I think the top-level "sample sheet" (I'd rename "demux meta" or "demux setup" or something like that) that contains the per-run/flowcell can have two columns: a. column with space separated FASTQ paths b. column with spaces seperated read structures
I think therefore I am agreeing with @Emiller88's all-one-line option.
I'd be OK with a line per FASTQ, but the first column should not be sample
but instead flowcell
, and have the same value for each related FASTQ.
Here's what I am thinking.
sample_sheet.csv (aka "the per-flowcell actual samplesheet", fqtk
needs TSV, but that's easily converted from the CSV)
sample_id,barcode
s1,AAGCCCAATAAACCAC
s2,TCTGACTGGCCGAATA
s3,GGGATATAGGCAACGA
s4,CATGTGCGGCGACCCT
s5,TGCGACAGTGACGCTT
s6,TCGCCGTTGCCTAAAC
s7,CTATTTGAAGGAGTCT
s8,AGCAGCCGCAGTAAGG
s9,CACAATACCTCGTCCG
s10,TGTTACCAGACCAAAC
s11,AAGACGTCCTCTTCAA
per_flowcell_manifest.csv (new metadata file)
fastq,read_structure
out_L001_I1_001.fastq.gz,8B
out_L001_I2_001.fastq.gz,8B
out_L001_R1_001.fastq.gz,150T
out_L001_R2_001.fastq.gz,150T
demultiplex_manifest.csv (aka "the full samplesheet", passed into the pipeline)
flowcell,samplesheet,manifest,run_dir,lane
fc1,/path/to/fc1.sample_sample_sheet.csv,/path/to/fc1.per_flowcell_manifest.csv,/path/to/fc1_dir.tar.gz,
fc2,/path/to/fc1.sample_sample_sheet.csv,/path/to/fc2.per_flowcell_manifest.csv,/path/to/fc2_dir.tar.gz,
fc3,/path/to/fc1.sample_sample_sheet.csv,/path/to/fc3.per_flowcell_manifest.csv,/path/to/fc3_dir.tar.gz,
fc4,/path/to/fc1.sample_sample_sheet.csv,/path/to/fc4.per_flowcell_manifest.csv,/path/to/fc4_dir.tar.gz,
The per_flowcell_manifest.csv
would specify the name of each FASTQ that is untared, per-flowcell.

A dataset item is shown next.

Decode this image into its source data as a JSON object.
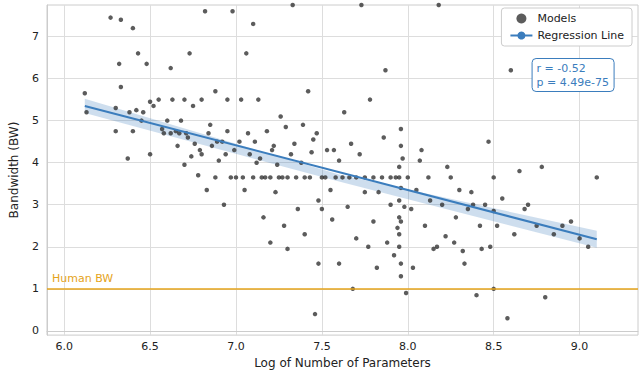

I suppose we could also provide a regex there too (e.g. .*_L001_I1.*.fastq.gz
instead of out_L001_I1_001.fastq.gz
).
Made #98 as a follow up
I think this was addressed quite a while ago and thus could be closed :)
Description of feature
fqtk is a rust re-write of fgbio DemuxFastqs tool.